After consultations with his primary care doctor, cardiologist, neurologist, and one medical procedure later, doctors still couldn't find what was wrong with him. This whole process was emotionally devastating — I could see the pressure this was taking on my mom. I would feel mentally drained calling my dad to ask about possible solutions to his medical mystery. Not to mention that there was always a feeling of "what if?" that I couldn't shake away.
One night after my dad went on an emergency trip to the ICU, I'd gotten a call from my mom to meet her at the hospital with my brother. That's when I learned he passed away.

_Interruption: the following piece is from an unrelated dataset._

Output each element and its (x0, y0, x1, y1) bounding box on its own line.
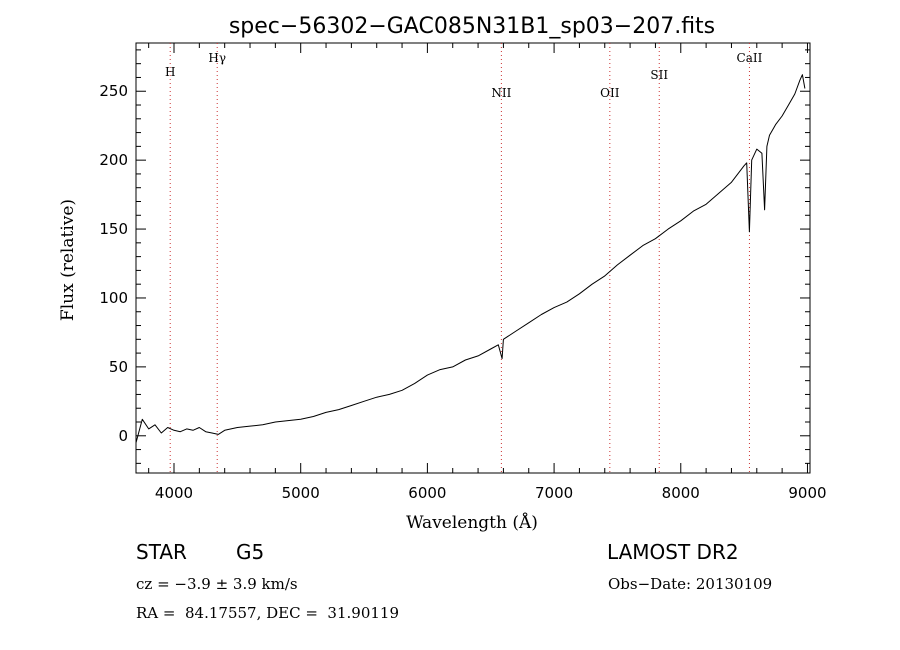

As I saw my dad that day in the hospital, I didn't see a weak, aging parent — I saw someone who was joking and laughing with the nurses, someone who smiled through his pain, someone who told me that he was going to be discharged tomorrow because he had hope despite his challenges.
My life feels more wholesome now
Two years after dealing with my dad's passing, I've learned that life is short, but it's meant to be lived with people that support you and give life meaning.
I've learned to fill up my time with moments that connect me to his memory, like hiking in national parks and engaging in self-reflection through journaling.
Over time, I learned that there were benefits to having an older dad. I know from experience that dealing with chronic illness and aging gave me a stronger sense of maturity than other young adults my age, and I've cultivated a deeper sense of patience and humility that I know a lot of older adults have.
Most importantly, I learned that material things and societal pressures were less important than moments with family and friends that respect and care for you. His grief won't go away completely, but I'm thankful that I found a brighter future through moments that give my life joy.